Table: Before and after modernization (according to OpenMetal)
| Indicator | Before (NL region) | After (Amsterdam with OpenMetal) |
|---|---|---|
| Servers in operation | ~40 | 8 |
| Hardware age | 8–10 years (many nodes) | Modern “enterprise” hardware |
| Clients per node (8 GB VDS plan) | 4 | 64 |
| VM density | Baseline | x16 |
| Monthly infrastructure cost | Baseline | -70% |
| API/orchestration changes | — | “Zero modifications” |
| Reference node specs | Not detailed | 2× Xeon Gold, 512 GB DDR5, 6.4 TB NVMe Gen4 |
“Drop-in infrastructure”: modernizing without replatforming
A key point of the announcement lies not in speed but in risk. OpenMetal claims that RamNode did not have to modify its orchestration, APIs, provisioning, billing logic, or automation. Put simply: they changed the ground beneath their feet without altering the building.
This approach aligns with industry reality: many providers can’t afford a migration that involves rebuilding the stack (new panel, new workflows, network model changes, etc.). The priority is often to “replace the bottleneck” (hardware and storage) while maintaining customer experience and business operation intact.
Todd Robinson, president of OpenMetal, describes it as the advantage of combining modern hardware with a flexible approach: achieving significant gains in economy and performance without the complexity of replatforming.
The behind-the-scenes: NVMe, consolidation, and VM costs
For a non-technical reader, let’s break it down: why can a server change cut costs so dramatically?

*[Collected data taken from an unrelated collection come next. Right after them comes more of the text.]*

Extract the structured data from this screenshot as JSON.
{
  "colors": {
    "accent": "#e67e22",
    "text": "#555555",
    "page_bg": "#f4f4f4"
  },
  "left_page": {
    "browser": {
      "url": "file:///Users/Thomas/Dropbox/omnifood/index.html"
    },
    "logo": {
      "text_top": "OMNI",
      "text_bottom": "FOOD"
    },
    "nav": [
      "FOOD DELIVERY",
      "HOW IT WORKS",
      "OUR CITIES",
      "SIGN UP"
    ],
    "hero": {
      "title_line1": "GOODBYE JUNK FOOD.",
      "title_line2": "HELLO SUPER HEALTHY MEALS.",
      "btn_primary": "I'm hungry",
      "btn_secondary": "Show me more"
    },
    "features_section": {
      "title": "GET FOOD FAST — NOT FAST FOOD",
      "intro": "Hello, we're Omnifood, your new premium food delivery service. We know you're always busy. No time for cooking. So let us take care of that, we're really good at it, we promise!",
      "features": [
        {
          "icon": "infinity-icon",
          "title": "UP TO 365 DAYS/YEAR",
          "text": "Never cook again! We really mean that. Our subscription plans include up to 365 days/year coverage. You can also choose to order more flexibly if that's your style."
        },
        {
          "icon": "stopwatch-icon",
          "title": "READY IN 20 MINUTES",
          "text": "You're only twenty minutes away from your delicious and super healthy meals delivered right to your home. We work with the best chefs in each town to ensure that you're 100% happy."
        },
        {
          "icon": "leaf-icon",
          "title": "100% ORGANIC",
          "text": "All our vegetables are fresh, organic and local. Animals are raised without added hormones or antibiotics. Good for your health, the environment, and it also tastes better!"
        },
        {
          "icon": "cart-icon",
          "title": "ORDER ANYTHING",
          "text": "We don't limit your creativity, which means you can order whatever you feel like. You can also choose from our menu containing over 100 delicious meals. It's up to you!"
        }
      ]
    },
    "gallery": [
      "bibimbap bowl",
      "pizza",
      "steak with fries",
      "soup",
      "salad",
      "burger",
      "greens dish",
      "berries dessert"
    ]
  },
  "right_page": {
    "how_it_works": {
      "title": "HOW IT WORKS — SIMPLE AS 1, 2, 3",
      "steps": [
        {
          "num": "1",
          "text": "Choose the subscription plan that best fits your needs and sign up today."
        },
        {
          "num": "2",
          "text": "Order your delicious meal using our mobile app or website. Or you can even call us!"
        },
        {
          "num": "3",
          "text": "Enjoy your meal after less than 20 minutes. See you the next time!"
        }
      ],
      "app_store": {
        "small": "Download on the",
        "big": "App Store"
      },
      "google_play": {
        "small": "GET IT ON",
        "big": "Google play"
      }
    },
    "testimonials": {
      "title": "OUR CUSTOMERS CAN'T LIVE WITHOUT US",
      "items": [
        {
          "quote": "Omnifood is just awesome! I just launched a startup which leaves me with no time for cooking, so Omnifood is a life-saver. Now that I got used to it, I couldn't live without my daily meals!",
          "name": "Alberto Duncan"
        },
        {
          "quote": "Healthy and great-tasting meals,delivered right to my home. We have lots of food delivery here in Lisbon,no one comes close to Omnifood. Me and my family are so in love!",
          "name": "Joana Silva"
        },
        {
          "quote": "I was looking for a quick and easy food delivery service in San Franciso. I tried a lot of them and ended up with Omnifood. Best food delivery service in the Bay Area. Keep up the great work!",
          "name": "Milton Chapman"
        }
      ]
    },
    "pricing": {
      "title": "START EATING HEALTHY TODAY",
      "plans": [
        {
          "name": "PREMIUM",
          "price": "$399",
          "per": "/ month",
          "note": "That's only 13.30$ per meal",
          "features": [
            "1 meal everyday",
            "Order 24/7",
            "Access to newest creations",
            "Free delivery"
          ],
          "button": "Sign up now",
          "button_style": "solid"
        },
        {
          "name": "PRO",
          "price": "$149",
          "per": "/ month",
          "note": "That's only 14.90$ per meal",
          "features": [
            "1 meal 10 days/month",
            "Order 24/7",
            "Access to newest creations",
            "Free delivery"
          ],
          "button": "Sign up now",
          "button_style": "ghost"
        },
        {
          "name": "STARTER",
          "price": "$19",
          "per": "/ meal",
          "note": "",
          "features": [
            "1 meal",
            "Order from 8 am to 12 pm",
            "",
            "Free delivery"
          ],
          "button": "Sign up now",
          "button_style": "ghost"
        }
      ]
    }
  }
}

- Fewer servers, less everything: less space, fewer ports, less maintenance, fewer parts that can fail.
- Higher performance per watt: newer generations typically deliver more work per unit of energy.

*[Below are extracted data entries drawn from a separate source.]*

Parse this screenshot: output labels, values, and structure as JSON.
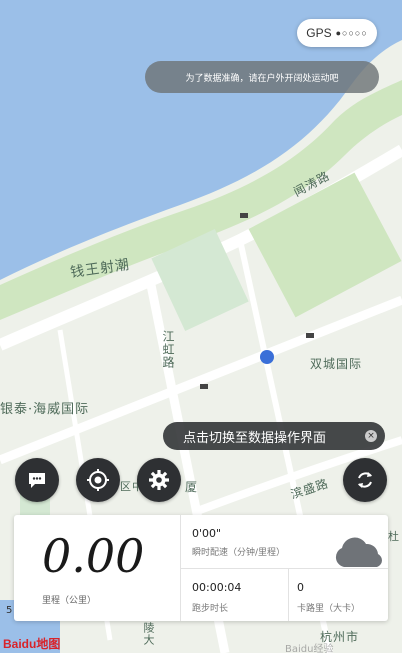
{
  "gps": {
    "label": "GPS",
    "signal_dots": "●○○○○"
  },
  "toast": {
    "text": "为了数据准确，请在户外开阔处运动吧"
  },
  "switch_hint": {
    "text": "点击切换至数据操作界面",
    "close_glyph": "×"
  },
  "map": {
    "labels": {
      "qiantang": "钱王射潮",
      "wenchao_road": "闻涛路",
      "jiangdong_road": "江虹路",
      "shuangcheng": "双城国际",
      "yintai": "银泰·海威国际",
      "binsheng": "滨盛路",
      "hangzhou": "杭州市",
      "jiang_ave": "江陵大",
      "bottom_road": "区中心路",
      "shangxia": "厦",
      "top_corner": "杜",
      "right_fragment": "路"
    },
    "scale_label": "5",
    "logo": "Baidu地图",
    "colors": {
      "water": "#9bbfe8",
      "park": "#cfe6c0",
      "road": "#ffffff",
      "land": "#eef1ea"
    }
  },
  "buttons": {
    "chat_icon": "chat-icon",
    "locate_icon": "target-icon",
    "settings_icon": "gear-icon",
    "rotate_icon": "rotate-icon"
  },
  "stats": {
    "distance_value": "0.00",
    "distance_label": "里程（公里）",
    "pace_value": "0'00\"",
    "pace_label": "瞬时配速（分钟/里程）",
    "duration_value": "00:00:04",
    "duration_label": "跑步时长",
    "calories_value": "0",
    "calories_label": "卡路里（大卡）",
    "weather_icon": "cloud-icon"
  },
  "watermark": "Baidu经验"
}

- NVMe storage: reduces latency and I/O queues; in “cheap” VPSes, storage is often the biggest bottleneck.
- More density = better margins: if a node supports more clients while meeting SLAs, the unit cost decreases.

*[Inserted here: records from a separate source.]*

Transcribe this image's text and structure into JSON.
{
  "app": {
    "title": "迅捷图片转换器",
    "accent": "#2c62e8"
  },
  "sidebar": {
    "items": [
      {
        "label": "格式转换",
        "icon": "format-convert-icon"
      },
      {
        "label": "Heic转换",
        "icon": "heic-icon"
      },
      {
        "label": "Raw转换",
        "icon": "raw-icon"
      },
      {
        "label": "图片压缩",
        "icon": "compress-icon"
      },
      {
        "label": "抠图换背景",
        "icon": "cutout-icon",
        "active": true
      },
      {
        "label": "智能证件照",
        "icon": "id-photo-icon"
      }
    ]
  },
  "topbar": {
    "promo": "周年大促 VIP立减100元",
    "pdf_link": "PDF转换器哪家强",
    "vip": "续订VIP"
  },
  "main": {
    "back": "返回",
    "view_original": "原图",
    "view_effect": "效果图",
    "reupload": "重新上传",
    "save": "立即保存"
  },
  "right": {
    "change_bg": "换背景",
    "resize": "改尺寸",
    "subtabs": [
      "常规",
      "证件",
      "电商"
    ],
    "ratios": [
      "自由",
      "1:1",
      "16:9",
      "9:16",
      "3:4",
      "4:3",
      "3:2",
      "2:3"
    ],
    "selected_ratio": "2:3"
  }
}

OpenMetal adds that, following this achievement, RamNode is considering expanding to other locations, including Singapore, as part of its growth strategy.
Frequently Asked Questions
What does “VM density” mean, and why does it matter in VPS/VDS?
It’s the number of virtual machines (or clients) a physical server can host with acceptable performance. Higher density generally means lower cost per customer… as long as service quality isn’t compromised.
Does NVMe Gen4 really make a difference in a hosting server?
It’s especially noticeable with workloads involving many small operations (databases, builds, containers, control panels). The key isn’t just peak speed, but also latency and sustained performance.
Are bare metal and “cloud” mutually exclusive?
Not necessarily. Bare metal is physical dedicated hardware; on top of that, you can run virtualization, private cloud, platforms like OpenStack, Kubernetes, etc. Many providers combine both approaches.
Can an entire region be migrated without changing APIs or automation?
Yes, if the migration is approached as replacing underlying infrastructure (hardware/network/storage) while keeping the control plane, provisioning, and workflows intact. OpenMetal affirms this was the case with RamNode.